All these forms of understanding and expression of thought are included in the term speech.

Speech can only develop properly if certain anatomical and physiological preconditions are met. The child must first have a normally developed hearing in order to be able to hear other people’s speech, as a prerequisite for being able to understand, reproduce, correct, improve, control and finally actively use speech. Hearing is fully developed when the middle and inner ear are healthy as organs, if the auditory nerve is functioning properly, and if the brain region responsible for speech is properly formed.

In front of the region of the brain that serves to understand speech, in the back of the left frontal cortex is the motor center responsible for speech. Here all the nerve pathways gather, descend into the spinal cord and control the function of the cerebral nerves, which in turn directly control the movements of the mouth and tongue. The two cerebral hemispheres are interconnected. Therefore, when one hemisphere is damaged, such as bleeding, tumor, or other brain disease, it regularly causes more or less disruption in the work of the other cerebral hemisphere and thus the ability to speak.

The motor center in the brain enables speech itself with the help of the speech organs. If any of them is underdeveloped or damaged, the child will partially speak or will not be able to speak at all, although he has something to say. Speech also requires a certain level of intellectual development, ie knowledge of ideas and concepts that are characteristics of the intellect. If the child’s intelligence is underdeveloped or lags behind in development, speech also remains underdeveloped or impossible. Impairment of intellectual functionality – dementia, causes some regression of speech. Various brain damage can impair intellectual development and thus speech.

The regions of the brain that serve to understand speech and speech itself are connected to nerve fibers in those areas of the brain that control reading and writing.
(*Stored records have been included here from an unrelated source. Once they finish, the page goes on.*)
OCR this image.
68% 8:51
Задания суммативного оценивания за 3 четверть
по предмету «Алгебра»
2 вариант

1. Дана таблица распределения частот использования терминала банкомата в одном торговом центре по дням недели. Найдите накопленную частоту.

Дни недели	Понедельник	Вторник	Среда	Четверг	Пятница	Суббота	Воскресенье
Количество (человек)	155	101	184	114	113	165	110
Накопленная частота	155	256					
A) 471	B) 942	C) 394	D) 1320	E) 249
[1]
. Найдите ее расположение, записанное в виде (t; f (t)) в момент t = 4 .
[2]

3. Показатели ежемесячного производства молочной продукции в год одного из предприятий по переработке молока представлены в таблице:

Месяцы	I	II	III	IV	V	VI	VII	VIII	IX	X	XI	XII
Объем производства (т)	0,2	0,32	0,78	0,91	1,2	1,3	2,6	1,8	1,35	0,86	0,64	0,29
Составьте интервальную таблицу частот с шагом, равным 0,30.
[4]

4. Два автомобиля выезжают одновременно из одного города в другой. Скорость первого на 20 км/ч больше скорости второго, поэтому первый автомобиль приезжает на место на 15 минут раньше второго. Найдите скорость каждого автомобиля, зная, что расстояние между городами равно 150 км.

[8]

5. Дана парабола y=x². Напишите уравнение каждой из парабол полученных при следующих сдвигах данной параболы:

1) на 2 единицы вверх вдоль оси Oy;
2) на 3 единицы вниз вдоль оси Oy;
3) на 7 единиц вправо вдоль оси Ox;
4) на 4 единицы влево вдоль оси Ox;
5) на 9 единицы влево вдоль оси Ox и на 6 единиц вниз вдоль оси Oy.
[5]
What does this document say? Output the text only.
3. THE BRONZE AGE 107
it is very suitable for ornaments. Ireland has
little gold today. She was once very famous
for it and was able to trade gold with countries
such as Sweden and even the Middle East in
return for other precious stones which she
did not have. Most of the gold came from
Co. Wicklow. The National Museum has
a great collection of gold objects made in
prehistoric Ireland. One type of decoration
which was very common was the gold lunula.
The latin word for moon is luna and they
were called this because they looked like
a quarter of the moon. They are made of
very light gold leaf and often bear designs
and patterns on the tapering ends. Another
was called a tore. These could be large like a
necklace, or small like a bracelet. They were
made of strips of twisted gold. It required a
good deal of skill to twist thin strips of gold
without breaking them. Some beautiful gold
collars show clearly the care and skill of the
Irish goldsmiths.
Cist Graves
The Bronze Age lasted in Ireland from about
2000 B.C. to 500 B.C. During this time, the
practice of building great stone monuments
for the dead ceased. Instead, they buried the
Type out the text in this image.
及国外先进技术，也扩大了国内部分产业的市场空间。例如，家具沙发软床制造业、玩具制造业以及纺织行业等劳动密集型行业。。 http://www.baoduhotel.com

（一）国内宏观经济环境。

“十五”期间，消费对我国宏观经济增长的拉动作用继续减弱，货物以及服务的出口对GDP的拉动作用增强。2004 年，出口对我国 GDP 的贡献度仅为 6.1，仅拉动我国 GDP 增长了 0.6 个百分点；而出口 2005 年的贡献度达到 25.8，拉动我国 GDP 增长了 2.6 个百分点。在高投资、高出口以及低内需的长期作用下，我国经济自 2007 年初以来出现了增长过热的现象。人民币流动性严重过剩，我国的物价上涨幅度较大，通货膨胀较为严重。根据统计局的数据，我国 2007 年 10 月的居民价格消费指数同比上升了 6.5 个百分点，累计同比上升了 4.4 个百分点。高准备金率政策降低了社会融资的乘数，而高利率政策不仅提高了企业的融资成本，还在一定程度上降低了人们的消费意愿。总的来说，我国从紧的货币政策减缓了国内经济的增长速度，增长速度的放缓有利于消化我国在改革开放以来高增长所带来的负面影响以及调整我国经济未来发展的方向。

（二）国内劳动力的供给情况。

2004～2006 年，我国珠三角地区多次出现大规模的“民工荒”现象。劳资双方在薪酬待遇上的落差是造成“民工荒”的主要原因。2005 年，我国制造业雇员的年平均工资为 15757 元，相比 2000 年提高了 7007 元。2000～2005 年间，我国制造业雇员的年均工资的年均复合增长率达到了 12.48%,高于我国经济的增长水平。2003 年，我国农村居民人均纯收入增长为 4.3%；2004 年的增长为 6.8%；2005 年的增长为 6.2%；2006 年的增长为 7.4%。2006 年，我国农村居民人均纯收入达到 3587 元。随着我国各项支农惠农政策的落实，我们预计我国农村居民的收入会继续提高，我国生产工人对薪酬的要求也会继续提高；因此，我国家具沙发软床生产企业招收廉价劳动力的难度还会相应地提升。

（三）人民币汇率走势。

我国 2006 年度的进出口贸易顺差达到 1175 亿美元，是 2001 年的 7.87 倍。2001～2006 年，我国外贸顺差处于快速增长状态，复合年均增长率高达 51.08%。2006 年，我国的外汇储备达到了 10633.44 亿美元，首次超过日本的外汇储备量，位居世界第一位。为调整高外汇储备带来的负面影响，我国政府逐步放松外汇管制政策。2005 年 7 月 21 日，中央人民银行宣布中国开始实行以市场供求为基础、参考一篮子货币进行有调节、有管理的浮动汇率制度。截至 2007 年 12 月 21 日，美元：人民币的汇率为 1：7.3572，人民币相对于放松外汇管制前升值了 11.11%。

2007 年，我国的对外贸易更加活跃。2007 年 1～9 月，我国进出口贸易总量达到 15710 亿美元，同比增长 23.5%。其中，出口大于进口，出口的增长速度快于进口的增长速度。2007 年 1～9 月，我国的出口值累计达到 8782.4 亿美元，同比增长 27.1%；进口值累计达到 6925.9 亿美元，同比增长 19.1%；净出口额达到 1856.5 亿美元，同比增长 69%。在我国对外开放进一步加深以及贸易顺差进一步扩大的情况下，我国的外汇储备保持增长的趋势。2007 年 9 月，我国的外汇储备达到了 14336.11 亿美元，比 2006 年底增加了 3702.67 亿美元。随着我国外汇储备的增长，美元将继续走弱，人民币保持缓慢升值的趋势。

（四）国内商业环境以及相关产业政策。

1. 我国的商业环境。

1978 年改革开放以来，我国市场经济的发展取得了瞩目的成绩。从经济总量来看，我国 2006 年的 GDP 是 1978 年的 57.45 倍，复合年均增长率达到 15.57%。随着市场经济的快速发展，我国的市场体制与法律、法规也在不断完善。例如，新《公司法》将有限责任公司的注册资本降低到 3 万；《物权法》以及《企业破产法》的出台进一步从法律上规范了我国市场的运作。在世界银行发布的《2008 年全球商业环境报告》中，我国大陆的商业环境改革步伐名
Therefore, in case of injury to the region of the brain that is responsible for speech, it regularly causes disabilities in reading and writing, and such impairments of these functions cause difficulties with speech.

Only with the normal functioning of the speech center can the peripheral speech organs work properly, and thus produce intelligible and logical speech. These organs include the nuclei of the cerebral nerves in the extended brain, whose fibers directly control the work of the muscular system for breathing and generating voice.

The muscles that make up the voice include the muscles of the throat, throat, palate, tongue, and lips. When determining the shape and color of the voice, e.g. in the formation of individual voices and consonants, the lips and nasal cavities, teeth, hard palate and paranasal sinuses in the bones of the face are also involved.